NLTK currently doesn't require C/C++ compiler to install, and I don't want to change this. Also, Cython extensions could be slow or non-working under PyPy. So we need to make the Cython extensions optional.
An another way is to create a *separate* pip-installable package (e.g. "nltk_speedups" - better names are welcome) with necessary Cython extensions.
Then, in both cases, basically use the following pattern:
def foo():
# ... pure-Python version
try:
from somewhere import foo as _foo
_foo_ original = foo
foo = _foo
except ImportError:
pass
Disadvantage of optional Cython extensions is that we have 2 versions of the same code. There is "pure" mode in Cython (see
http://docs.cython.org/src/tutorial/pure.html ) which allows to maintain only a single version of the code, but it doesn't provide all Cython features, and it is not maintained as well as the rest of Cython.

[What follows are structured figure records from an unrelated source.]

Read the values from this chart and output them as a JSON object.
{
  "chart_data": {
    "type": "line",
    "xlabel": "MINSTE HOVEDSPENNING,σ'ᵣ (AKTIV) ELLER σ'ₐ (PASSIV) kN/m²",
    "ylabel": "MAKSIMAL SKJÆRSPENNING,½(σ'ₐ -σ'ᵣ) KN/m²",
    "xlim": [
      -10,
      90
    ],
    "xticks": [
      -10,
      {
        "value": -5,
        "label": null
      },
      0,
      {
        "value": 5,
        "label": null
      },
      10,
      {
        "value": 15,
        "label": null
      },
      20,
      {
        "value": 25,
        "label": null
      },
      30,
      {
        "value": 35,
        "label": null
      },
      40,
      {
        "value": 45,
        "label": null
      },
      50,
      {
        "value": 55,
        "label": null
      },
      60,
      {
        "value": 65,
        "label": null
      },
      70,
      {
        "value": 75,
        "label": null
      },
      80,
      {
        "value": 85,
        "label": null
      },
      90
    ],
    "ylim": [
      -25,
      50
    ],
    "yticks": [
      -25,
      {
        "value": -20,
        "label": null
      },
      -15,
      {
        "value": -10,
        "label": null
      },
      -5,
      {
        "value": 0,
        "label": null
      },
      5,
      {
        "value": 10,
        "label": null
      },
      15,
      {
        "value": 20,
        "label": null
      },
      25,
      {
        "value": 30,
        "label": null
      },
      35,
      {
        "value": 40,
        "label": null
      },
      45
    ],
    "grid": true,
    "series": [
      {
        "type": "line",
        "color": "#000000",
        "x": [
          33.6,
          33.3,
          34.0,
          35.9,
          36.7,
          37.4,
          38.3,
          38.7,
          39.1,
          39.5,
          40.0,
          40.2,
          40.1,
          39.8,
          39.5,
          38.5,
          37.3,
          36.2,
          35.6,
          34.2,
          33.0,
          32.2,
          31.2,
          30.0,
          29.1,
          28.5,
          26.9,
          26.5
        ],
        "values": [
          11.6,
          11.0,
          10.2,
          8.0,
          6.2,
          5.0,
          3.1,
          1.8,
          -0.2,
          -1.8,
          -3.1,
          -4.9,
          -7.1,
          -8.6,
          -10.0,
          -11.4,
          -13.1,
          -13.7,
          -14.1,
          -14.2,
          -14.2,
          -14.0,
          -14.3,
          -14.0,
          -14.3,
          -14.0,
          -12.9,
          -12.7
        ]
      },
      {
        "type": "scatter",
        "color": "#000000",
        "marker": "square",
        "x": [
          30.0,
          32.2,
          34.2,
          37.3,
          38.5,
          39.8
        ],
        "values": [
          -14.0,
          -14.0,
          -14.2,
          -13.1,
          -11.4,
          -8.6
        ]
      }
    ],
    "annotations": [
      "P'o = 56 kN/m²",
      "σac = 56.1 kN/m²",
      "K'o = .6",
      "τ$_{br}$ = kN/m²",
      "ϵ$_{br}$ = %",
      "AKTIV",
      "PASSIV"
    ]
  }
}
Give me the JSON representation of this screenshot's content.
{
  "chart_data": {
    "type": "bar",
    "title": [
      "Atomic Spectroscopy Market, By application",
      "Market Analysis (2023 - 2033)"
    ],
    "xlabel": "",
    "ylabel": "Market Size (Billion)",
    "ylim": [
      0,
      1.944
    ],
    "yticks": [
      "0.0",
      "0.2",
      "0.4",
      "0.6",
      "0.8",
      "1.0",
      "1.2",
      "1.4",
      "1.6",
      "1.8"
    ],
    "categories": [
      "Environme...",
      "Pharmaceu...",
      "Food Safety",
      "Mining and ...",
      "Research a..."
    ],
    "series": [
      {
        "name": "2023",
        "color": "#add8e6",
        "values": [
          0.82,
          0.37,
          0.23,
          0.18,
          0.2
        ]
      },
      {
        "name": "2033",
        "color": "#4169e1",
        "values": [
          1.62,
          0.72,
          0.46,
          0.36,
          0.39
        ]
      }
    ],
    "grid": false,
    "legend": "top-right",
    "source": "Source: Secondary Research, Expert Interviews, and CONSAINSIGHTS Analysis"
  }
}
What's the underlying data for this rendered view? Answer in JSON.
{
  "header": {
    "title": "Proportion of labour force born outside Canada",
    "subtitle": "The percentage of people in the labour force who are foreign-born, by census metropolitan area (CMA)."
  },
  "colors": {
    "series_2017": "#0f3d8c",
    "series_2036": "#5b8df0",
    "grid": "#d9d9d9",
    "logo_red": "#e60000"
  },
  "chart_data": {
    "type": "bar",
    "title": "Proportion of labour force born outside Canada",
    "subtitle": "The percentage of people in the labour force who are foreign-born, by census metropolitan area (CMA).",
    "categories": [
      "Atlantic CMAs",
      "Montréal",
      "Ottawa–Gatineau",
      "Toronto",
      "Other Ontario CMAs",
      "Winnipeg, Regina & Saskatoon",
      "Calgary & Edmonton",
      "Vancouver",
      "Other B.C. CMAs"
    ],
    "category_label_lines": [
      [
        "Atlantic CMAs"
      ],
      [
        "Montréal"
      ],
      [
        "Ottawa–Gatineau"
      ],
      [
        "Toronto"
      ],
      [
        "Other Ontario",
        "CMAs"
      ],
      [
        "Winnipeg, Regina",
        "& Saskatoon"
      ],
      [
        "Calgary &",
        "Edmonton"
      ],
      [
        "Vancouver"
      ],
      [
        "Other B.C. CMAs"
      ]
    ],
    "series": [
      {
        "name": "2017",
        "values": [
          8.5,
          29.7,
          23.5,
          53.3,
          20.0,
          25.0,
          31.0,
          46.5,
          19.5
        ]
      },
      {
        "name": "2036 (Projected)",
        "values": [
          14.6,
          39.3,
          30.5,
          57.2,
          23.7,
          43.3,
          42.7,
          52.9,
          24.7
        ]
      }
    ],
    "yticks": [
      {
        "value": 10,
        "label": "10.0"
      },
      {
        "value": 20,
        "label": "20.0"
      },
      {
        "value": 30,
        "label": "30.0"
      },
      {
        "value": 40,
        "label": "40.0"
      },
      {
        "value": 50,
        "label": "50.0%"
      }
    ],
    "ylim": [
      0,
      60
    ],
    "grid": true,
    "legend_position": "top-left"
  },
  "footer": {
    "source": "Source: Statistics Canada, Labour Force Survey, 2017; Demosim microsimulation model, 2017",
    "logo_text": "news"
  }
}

The advantage of a separate package with extensions is that we avoid all possible installation issues (main NLTK works as before and extensions are totally optional), and that the main NLTK repo is not cluttered with generated C code. Disadvantages are that aligning nltk and nltk-speedups versions could become an issue, and that duplicate code is spread into 2 packages instead of one. I think this approach is viable if an extensions package consists of small helper functions (and not the entire algorithms). It is better to keep extensions small anyway (in order to decrease code duplication and simplify maintenance) - but it may be not always possible to extract "hot" parts.
What do you think? Should we introduce Cython speedups to NLTK, and if we should, then how?